CMV's `trim` feature removes this overhead when creating a snapshot/branch, reducing the token count sent to the API. Because Anthropic uses [prompt caching](https://docs.anthropic.com/en/docs/build-with-claude/prompt-caching), trimming changes the prompt prefix and causes a cache miss on the first subsequent turn. Since cache writes cost 1.25x base price while cache reads cost 0.1x, this miss introduces a one-time cost penalty.

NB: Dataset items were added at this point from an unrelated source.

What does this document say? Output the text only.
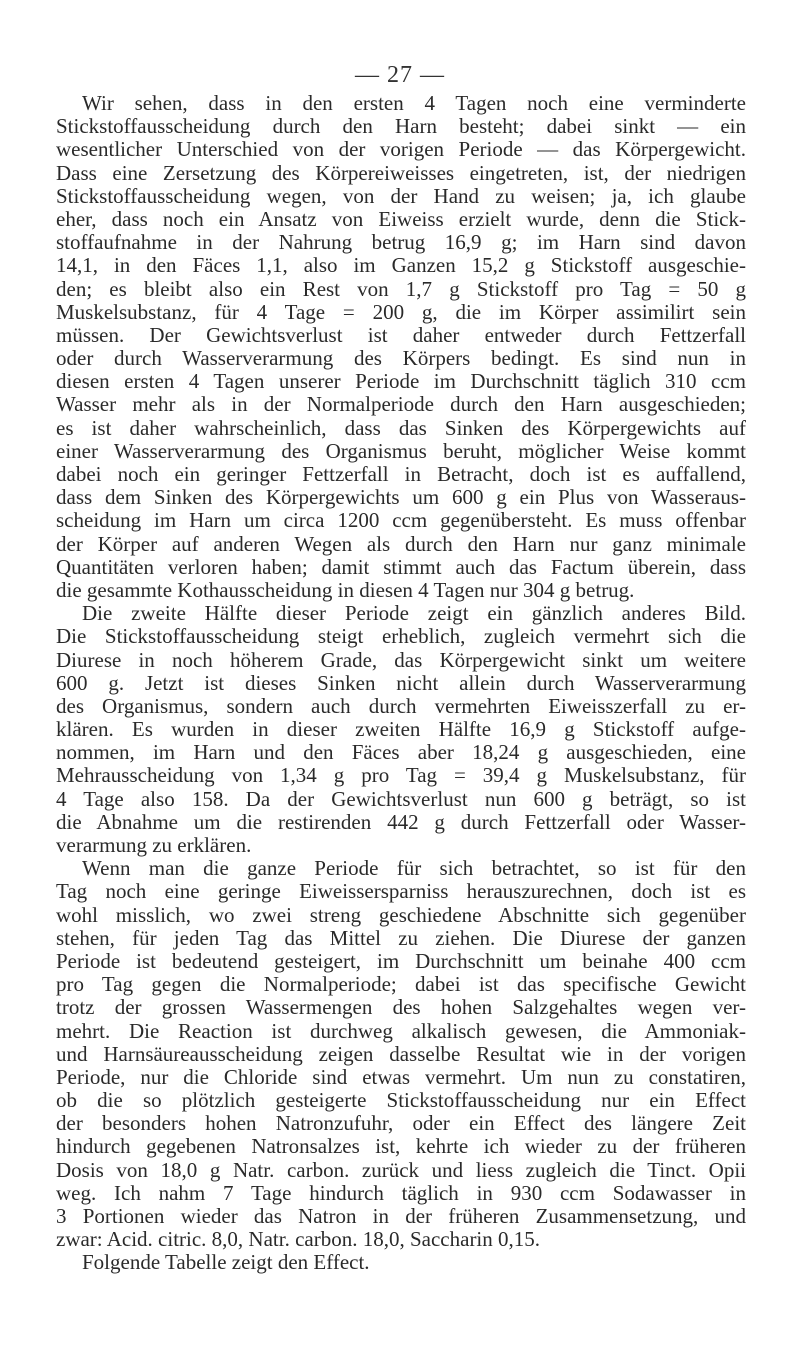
— 27 —
Wir sehen, dass in den ersten 4 Tagen noch eine verminderte
Stickstoffausscheidung durch den Harn besteht; dabei sinkt — ein
wesentlicher Unterschied von der vorigen Periode — das Körpergewicht.
Dass eine Zersetzung des Körpereiweisses eingetreten, ist, der niedrigen
Stickstoffausscheidung wegen, von der Hand zu weisen; ja, ich glaube
eher, dass noch ein Ansatz von Eiweiss erzielt wurde, denn die Stick-
stoffaufnahme in der Nahrung betrug 16,9 g; im Harn sind davon
14,1, in den Fäces 1,1, also im Ganzen 15,2 g Stickstoff ausgeschie-
den; es bleibt also ein Rest von 1,7 g Stickstoff pro Tag = 50 g
Muskelsubstanz, für 4 Tage = 200 g, die im Körper assimilirt sein
müssen. Der Gewichtsverlust ist daher entweder durch Fettzerfall
oder durch Wasserverarmung des Körpers bedingt. Es sind nun in
diesen ersten 4 Tagen unserer Periode im Durchschnitt täglich 310 ccm
Wasser mehr als in der Normalperiode durch den Harn ausgeschieden;
es ist daher wahrscheinlich, dass das Sinken des Körpergewichts auf
einer Wasserverarmung des Organismus beruht, möglicher Weise kommt
dabei noch ein geringer Fettzerfall in Betracht, doch ist es auffallend,
dass dem Sinken des Körpergewichts um 600 g ein Plus von Wasseraus-
scheidung im Harn um circa 1200 ccm gegenübersteht. Es muss offenbar
der Körper auf anderen Wegen als durch den Harn nur ganz minimale
Quantitäten verloren haben; damit stimmt auch das Factum überein, dass
die gesammte Kothausscheidung in diesen 4 Tagen nur 304 g betrug.
Die zweite Hälfte dieser Periode zeigt ein gänzlich anderes Bild.
Die Stickstoffausscheidung steigt erheblich, zugleich vermehrt sich die
Diurese in noch höherem Grade, das Körpergewicht sinkt um weitere
600 g. Jetzt ist dieses Sinken nicht allein durch Wasserverarmung
des Organismus, sondern auch durch vermehrten Eiweisszerfall zu er-
klären. Es wurden in dieser zweiten Hälfte 16,9 g Stickstoff aufge-
nommen, im Harn und den Fäces aber 18,24 g ausgeschieden, eine
Mehrausscheidung von 1,34 g pro Tag = 39,4 g Muskelsubstanz, für
4 Tage also 158. Da der Gewichtsverlust nun 600 g beträgt, so ist
die Abnahme um die restirenden 442 g durch Fettzerfall oder Wasser-
verarmung zu erklären.
Wenn man die ganze Periode für sich betrachtet, so ist für den
Tag noch eine geringe Eiweissersparniss herauszurechnen, doch ist es
wohl misslich, wo zwei streng geschiedene Abschnitte sich gegenüber
stehen, für jeden Tag das Mittel zu ziehen. Die Diurese der ganzen
Periode ist bedeutend gesteigert, im Durchschnitt um beinahe 400 ccm
pro Tag gegen die Normalperiode; dabei ist das specifische Gewicht
trotz der grossen Wassermengen des hohen Salzgehaltes wegen ver-
mehrt. Die Reaction ist durchweg alkalisch gewesen, die Ammoniak-
und Harnsäureausscheidung zeigen dasselbe Resultat wie in der vorigen
Periode, nur die Chloride sind etwas vermehrt. Um nun zu constatiren,
ob die so plötzlich gesteigerte Stickstoffausscheidung nur ein Effect
der besonders hohen Natronzufuhr, oder ein Effect des längere Zeit
hindurch gegebenen Natronsalzes ist, kehrte ich wieder zu der früheren
Dosis von 18,0 g Natr. carbon. zurück und liess zugleich die Tinct. Opii
weg. Ich nahm 7 Tage hindurch täglich in 930 ccm Sodawasser in
3 Portionen wieder das Natron in der früheren Zusammensetzung, und
zwar: Acid. citric. 8,0, Natr. carbon. 18,0, Saccharin 0,15.
Folgende Tabelle zeigt den Effect.
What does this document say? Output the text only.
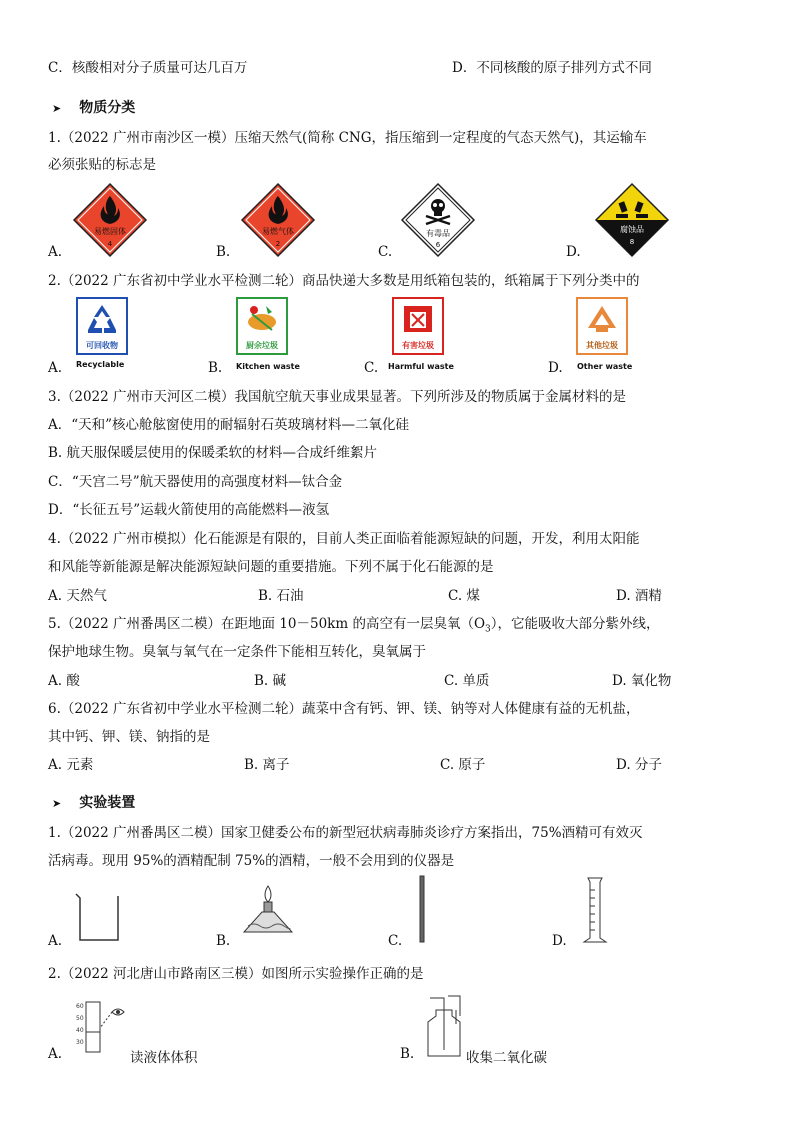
C．核酸相对分子质量可达几百万	D．不同核酸的原子排列方式不同
➤ 物质分类
1.（2022 广州市南沙区一模）压缩天然气(简称 CNG，指压缩到一定程度的气态天然气)，其运输车
必须张贴的标志是
A.
易燃固体
4	B.
易燃气体
2	C.
有毒品
6	D.
腐蚀品
8
2.（2022 广东省初中学业水平检测二轮）商品快递大多数是用纸箱包装的，纸箱属于下列分类中的
A.
可回收物
Recyclable	B.
厨余垃圾
Kitchen waste	C.
有害垃圾
Harmful waste	D.
其他垃圾
Other waste
3.（2022 广州市天河区二模）我国航空航天事业成果显著。下列所涉及的物质属于金属材料的是
A．“天和”核心舱舷窗使用的耐辐射石英玻璃材料—二氧化硅
B. 航天服保暖层使用的保暖柔软的材料—合成纤维絮片
C．“天宫二号”航天器使用的高强度材料—钛合金
D．“长征五号”运载火箭使用的高能燃料—液氢
4.（2022 广州市模拟）化石能源是有限的，目前人类正面临着能源短缺的问题，开发，利用太阳能
和风能等新能源是解决能源短缺问题的重要措施。下列不属于化石能源的是
A. 天然气	B. 石油	C. 煤	D. 酒精
5.（2022 广州番禺区二模）在距地面 10－50km 的高空有一层臭氧$(O_3)$，它能吸收大部分紫外线，
保护地球生物。臭氧与氧气在一定条件下能相互转化，臭氧属于
A. 酸	B. 碱	C. 单质	D. 氧化物
6.（2022 广东省初中学业水平检测二轮）蔬菜中含有钙、钾、镁、钠等对人体健康有益的无机盐，
其中钙、钾、镁、钠指的是
A. 元素	B. 离子	C. 原子	D. 分子
➤ 实验装置
1.（2022 广州番禺区二模）国家卫健委公布的新型冠状病毒肺炎诊疗方案指出，75%酒精可有效灭
活病毒。现用 95%的酒精配制 75%的酒精，一般不会用到的仪器是
A.	B.	C.	D.
2.（2022 河北唐山市路南区三模）如图所示实验操作正确的是
A.
60
50
40
30
读液体体积	B.	收集二氧化碳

The question is whether subsequent per-turn savings (from caching a smaller prefix) recover that penalty.

---

## Methodology

### Data Collection
- Scanned all Claude Code sessions from `~/.claude/projects/`
- Excluded subagent sessions (internal Claude processes)
- Filtered out sessions with <10 messages or <5,000 tokens
- Excluded currently active sessions
- **76 sessions** qualified for analysis
- All sessions are from a single user (the author). Multi-user data would strengthen these findings — see [Reproduce These Results](#reproduce-these-results) for how to contribute.

### Ground-Truth Trim Analysis (v2.0)

Unlike previous versions of this analysis which estimated reduction using byte-ratio heuristics, this version **runs the actual v2.0 trimmer** on every qualifying session. Each session is trimmed to a temporary file, the real `TrimMetrics` (original bytes, trimmed bytes, items stubbed/stripped/removed) are collected, and the temp file is discarded. This eliminates the ~2x estimation gap observed in v1.0.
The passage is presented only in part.